Co-leader mondial des vins et spiritueux, le groupe Pernod Ricard compte plus de 1200 comptes pour environ 120 marques sur les réseaux sociaux. La majorité de notre activité est concentrée sur Facebook puis Instagram, Twitter et YouTube. Nous sommes également présents sur d’autres réseaux plus spécifiques comme WeChat pour le marché chinois. La ligne éditoriale varie en fonction de la marque et du marché. Havana Club axe par exemple sa communication sur la culture cubaine. Afin de gérer au mieux cet écosystème complexe, nous avons une organisation décentralisée composée des sociétés de marques et des sociétés de marchés. Les premières veillent à l’image de marque tandis que les marchés sont en charge d’activer les marques dans leurs pays respectifs.

 

Quels sont vos principaux objectif/enjeux ?

Maîtriser les leviers digitaux est une des priorités du groupe. Il s’agit d’un changement de paradigme pour Pernod Ricard qui doit passer du marketing traditionnel plutôt top-down à une approche centrée sur le consommateur, portée par le marketing digital. En tant qu’experts, notre mission est d’insuffler cette fibre du digital à travers nos filiales afin de croiser nos forces pour amplifier notre impact à l’échelle internationale. Cela se traduit par exemple par une utilisation intelligente des données collectés de manière structurée via les canaux numériques.

 

Comment évoluent vos communautés ?

Nos communautés représentent aujourd’hui plus de 34 millions de personnes uniquement sur les réseaux sociaux. Ces dernières ont gagné en maturité et maîtrisent parfaitement les outils digitaux. Elles se conseillent, s’enrichissent et échangent entre elles sans que nous ayons forcément besoin d’intervenir. Nos meilleurs contenus sont souvent ceux créés par nos consommateurs car l’authenticité a plus d’impact que le discours d’une marque.

En cas de bad buzz, avez-vous mis en place une cellule de crise ?

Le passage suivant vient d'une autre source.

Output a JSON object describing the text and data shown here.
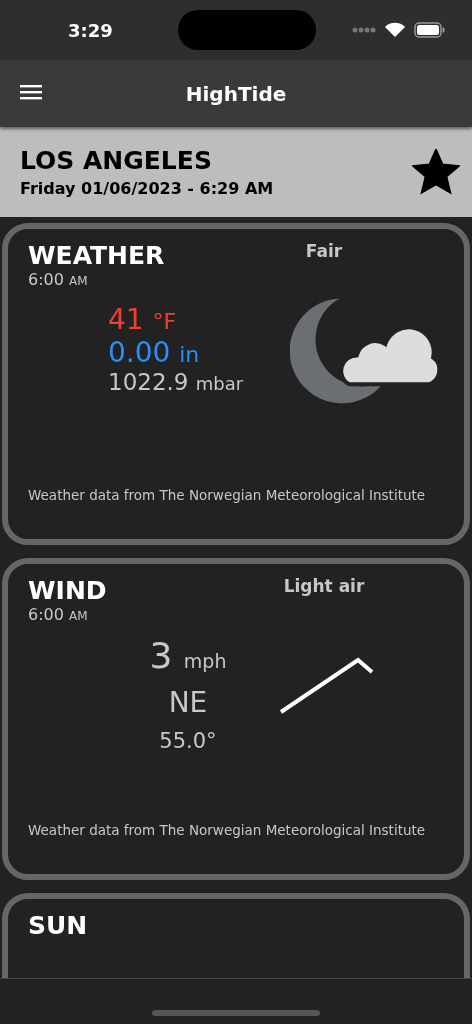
{
  "status_bar": {
    "time": "3:29"
  },
  "nav_bar": {
    "title": "HighTide"
  },
  "location": {
    "name": "LOS ANGELES",
    "datetime": "Friday 01/06/2023 - 6:29 AM",
    "favorite": true
  },
  "cards": [
    {
      "kind": "weather",
      "title": "WEATHER",
      "time": "6:00",
      "period": "AM",
      "condition": "Fair",
      "readings": [
        {
          "value": "41",
          "unit": "°F",
          "color": "#ec4034"
        },
        {
          "value": "0.00",
          "unit": "in",
          "color": "#2a8ef2"
        },
        {
          "value": "1022.9",
          "unit": "mbar",
          "color": "#c8c8c8"
        }
      ],
      "credit": "Weather data from The Norwegian Meteorological Institute"
    },
    {
      "kind": "wind",
      "title": "WIND",
      "time": "6:00",
      "period": "AM",
      "condition": "Light air",
      "speed": "3",
      "speed_unit": "mph",
      "direction": "NE",
      "degrees": "55.0°",
      "credit": "Weather data from The Norwegian Meteorological Institute"
    },
    {
      "kind": "sun",
      "title": "SUN"
    }
  ]
}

Même si les bad buzz sont très rares, nos experts se tiennent prêts à intervenir à tout moment. Nous avons pour cela anticipé les différents scénarios possibles et restons à l’écoute des réseaux sociaux pour être alertés si besoin.

Que pensez-vous de la campagne de sensibilisation du Fonds Action Addiction qui a récemment fait le buzz sur Instagram ? 

Cette campagne est intéressante car elle ne ressemble précisément pas à une campagne : ce compte Instagram pourrait être celui de n’importe quelle jeune parisienne. Cela permet à chacun de s’identifier et de se poser des questions sur sa consommation et celle de son entourage.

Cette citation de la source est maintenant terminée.